Pourtant, il ne semble pas que les dernières années de la V" République soient sans tache. Sans évoquer le
chômage,
la corruption et « l'insécurité » (euphémisme politiquement
correct !), ne sommes-nous pas tous censés avoir voix au chapitre et être donc responsables d'une
immigration incontrôlée, irrespectueuse de la dignité des
immigrés ? De la dette toujours due à la mémoire des harkis et à
leurs descendants ? De la condition inquiétante où se trouve notre Education nationale ? De la désagrégation savamment
ourdie
de notre armée ? De la débandade de la francophonie ?
Du mauvais coup où nous avons trempé en Yougoslavie en bombardant les populations civiles d'une nation avec
laquelle nous n'étions pas en guerre?
Bien sûr, nous nous posons des questions sur notre avenir. Nous nous demandons entre autres si, après s'être
octroyés quelques frissons, les Français sauront en tirer aucune leçon humble et féconde, ou si la
pensée unique continuera à nous passer en boucle son disque moralisateur et débilitant.

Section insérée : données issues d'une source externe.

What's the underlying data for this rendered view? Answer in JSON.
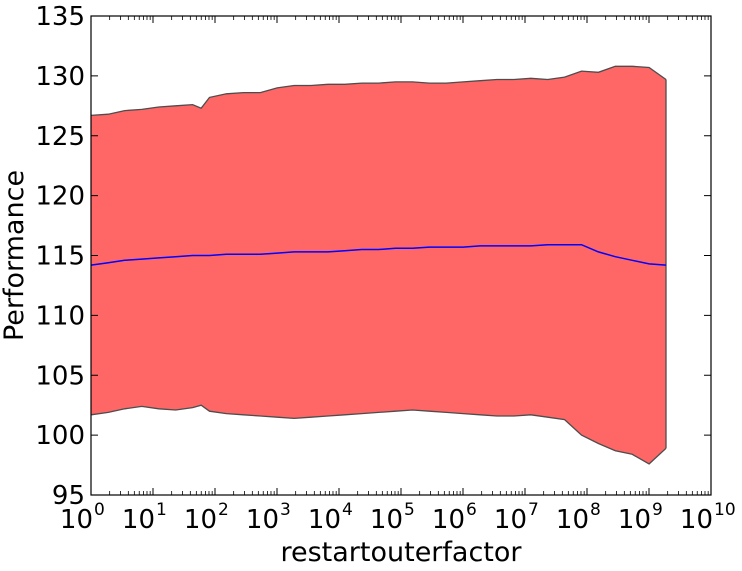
{
  "chart_data": {
    "type": "area",
    "title": "",
    "xlabel": "restartouterfactor",
    "ylabel": "Performance",
    "x_scale": "log",
    "x_axis_exponent_base": "10",
    "xlim": [
      1,
      10000000000
    ],
    "x_tick_exponents": [
      "0",
      "1",
      "2",
      "3",
      "4",
      "5",
      "6",
      "7",
      "8",
      "9",
      "10"
    ],
    "ylim": [
      95,
      135
    ],
    "y_ticks": [
      "95",
      "100",
      "105",
      "110",
      "115",
      "120",
      "125",
      "130",
      "135"
    ],
    "grid": false,
    "legend": "none",
    "colors": {
      "band_fill": "#ff6666",
      "band_edge": "#4d4d4d",
      "mean_line": "#0000ff",
      "axes": "#000000"
    },
    "series": [
      {
        "name": "",
        "style": "band",
        "x": [
          1,
          1.9,
          3.5,
          6.6,
          12.4,
          23.2,
          43.5,
          60,
          81.5,
          152.9,
          287,
          537.6,
          1007.1,
          1887,
          3535.4,
          6624.7,
          12413,
          23258,
          43577,
          81646,
          152978,
          286629,
          537051,
          1006258,
          1885392,
          3532560,
          6618900,
          12401100,
          23235200,
          43535200,
          81569100,
          152824000,
          286339000,
          536488000,
          1005200000,
          1883400000
        ],
        "upper": [
          126.7,
          126.8,
          127.1,
          127.2,
          127.4,
          127.5,
          127.6,
          127.3,
          128.2,
          128.5,
          128.6,
          128.6,
          129.0,
          129.2,
          129.2,
          129.3,
          129.3,
          129.4,
          129.4,
          129.5,
          129.5,
          129.4,
          129.4,
          129.5,
          129.6,
          129.7,
          129.7,
          129.8,
          129.7,
          129.9,
          130.4,
          130.3,
          130.8,
          130.8,
          130.7,
          129.7
        ],
        "lower": [
          101.7,
          101.9,
          102.2,
          102.4,
          102.2,
          102.1,
          102.3,
          102.5,
          102.0,
          101.8,
          101.7,
          101.6,
          101.5,
          101.4,
          101.5,
          101.6,
          101.7,
          101.8,
          101.9,
          102.0,
          102.1,
          102.0,
          101.9,
          101.8,
          101.7,
          101.6,
          101.6,
          101.7,
          101.5,
          101.3,
          100.0,
          99.3,
          98.7,
          98.4,
          97.6,
          98.9
        ]
      },
      {
        "name": "",
        "style": "line",
        "x": [
          1,
          1.9,
          3.5,
          6.6,
          12.4,
          23.2,
          43.5,
          81.5,
          152.9,
          287,
          537.6,
          1007.1,
          1887,
          3535.4,
          6624.7,
          12413,
          23258,
          43577,
          81646,
          152978,
          286629,
          537051,
          1006258,
          1885392,
          3532560,
          6618900,
          12401100,
          23235200,
          43535200,
          81569100,
          152824000,
          286339000,
          536488000,
          1005200000,
          1883400000
        ],
        "values": [
          114.2,
          114.4,
          114.6,
          114.7,
          114.8,
          114.9,
          115.0,
          115.0,
          115.1,
          115.1,
          115.1,
          115.2,
          115.3,
          115.3,
          115.3,
          115.4,
          115.5,
          115.5,
          115.6,
          115.6,
          115.7,
          115.7,
          115.7,
          115.8,
          115.8,
          115.8,
          115.8,
          115.9,
          115.9,
          115.9,
          115.3,
          114.9,
          114.6,
          114.3,
          114.2
        ]
      }
    ]
  }
}
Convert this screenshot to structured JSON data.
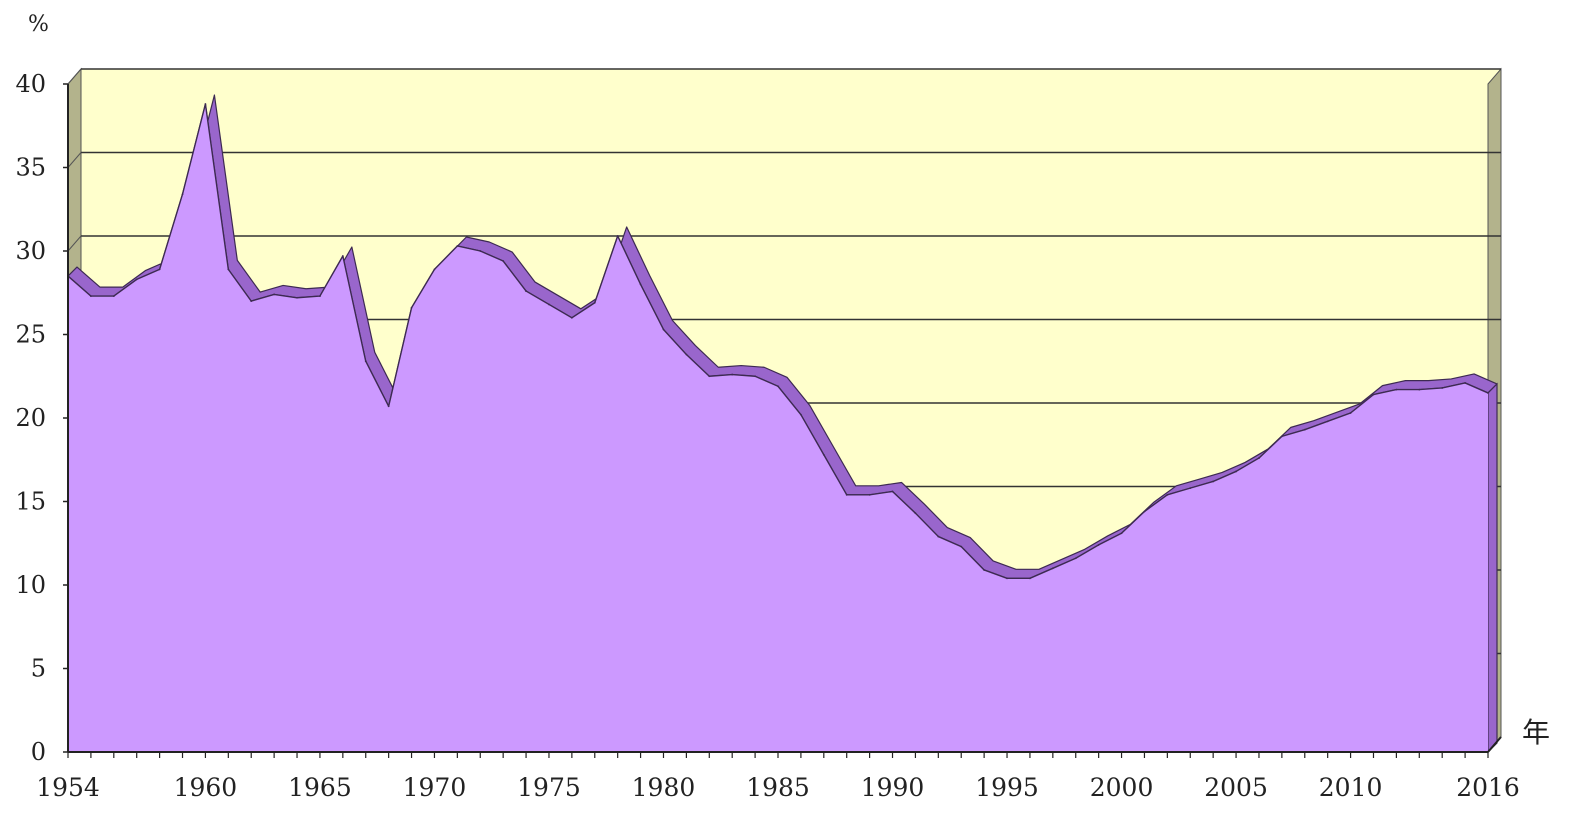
{
  "chart_data": {
    "type": "area",
    "title": "",
    "ylabel": "%",
    "xlabel": "年",
    "ylim": [
      0,
      40
    ],
    "xlim": [
      1954,
      2016
    ],
    "grid": true,
    "legend": "none",
    "y_ticks": [
      "0",
      "5",
      "10",
      "15",
      "20",
      "25",
      "30",
      "35",
      "40"
    ],
    "x_ticks": [
      "1954",
      "1960",
      "1965",
      "1970",
      "1975",
      "1980",
      "1985",
      "1990",
      "1995",
      "2000",
      "2005",
      "2010",
      "2016"
    ],
    "series": [
      {
        "x": [
          1954,
          1955,
          1956,
          1957,
          1958,
          1959,
          1960,
          1961,
          1962,
          1963,
          1964,
          1965,
          1966,
          1967,
          1968,
          1969,
          1970,
          1971,
          1972,
          1973,
          1974,
          1975,
          1976,
          1977,
          1978,
          1979,
          1980,
          1981,
          1982,
          1983,
          1984,
          1985,
          1986,
          1987,
          1988,
          1989,
          1990,
          1991,
          1992,
          1993,
          1994,
          1995,
          1996,
          1997,
          1998,
          1999,
          2000,
          2001,
          2002,
          2003,
          2004,
          2005,
          2006,
          2007,
          2008,
          2009,
          2010,
          2011,
          2012,
          2013,
          2014,
          2015,
          2016
        ],
        "values": [
          28.5,
          27.3,
          27.3,
          28.3,
          28.9,
          33.4,
          38.8,
          28.9,
          27.0,
          27.4,
          27.2,
          27.3,
          29.7,
          23.4,
          20.7,
          26.6,
          28.9,
          30.3,
          30.0,
          29.4,
          27.6,
          26.8,
          26.0,
          26.9,
          30.9,
          28.0,
          25.3,
          23.8,
          22.5,
          22.6,
          22.5,
          21.9,
          20.2,
          17.8,
          15.4,
          15.4,
          15.6,
          14.3,
          12.9,
          12.3,
          10.9,
          10.4,
          10.4,
          11.0,
          11.6,
          12.4,
          13.1,
          14.4,
          15.4,
          15.8,
          16.2,
          16.8,
          17.6,
          18.9,
          19.3,
          19.8,
          20.3,
          21.4,
          21.7,
          21.7,
          21.8,
          22.1,
          21.5
        ],
        "color": "#cc99ff"
      }
    ],
    "colors": {
      "area": "#cc99ff",
      "area_edge": "#9966cc",
      "plot_background": "#ffffcc",
      "left_wall": "#b3b38c",
      "gridline": "#333333"
    }
  }
}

Il pourrait y avoir pire. Depuis que
la France est coupée en deux (exactement depuis le 21 janvier 1793) et qu'aucun chef d'Etat de droite ni de gauche n'a rien fait pour en recoller les morceaux, la guerre civile gronde en
sourdine. Or, c'est elle dont, par nos injures et nos
malédictions mutuelles, nous risquons de devenir les instigateurs.
Plutôt que de nous maudire, ne vaudrait-il pas mieux essayer de nous
comprendre ? Maudire, il est vrai, demande moins d'efforts.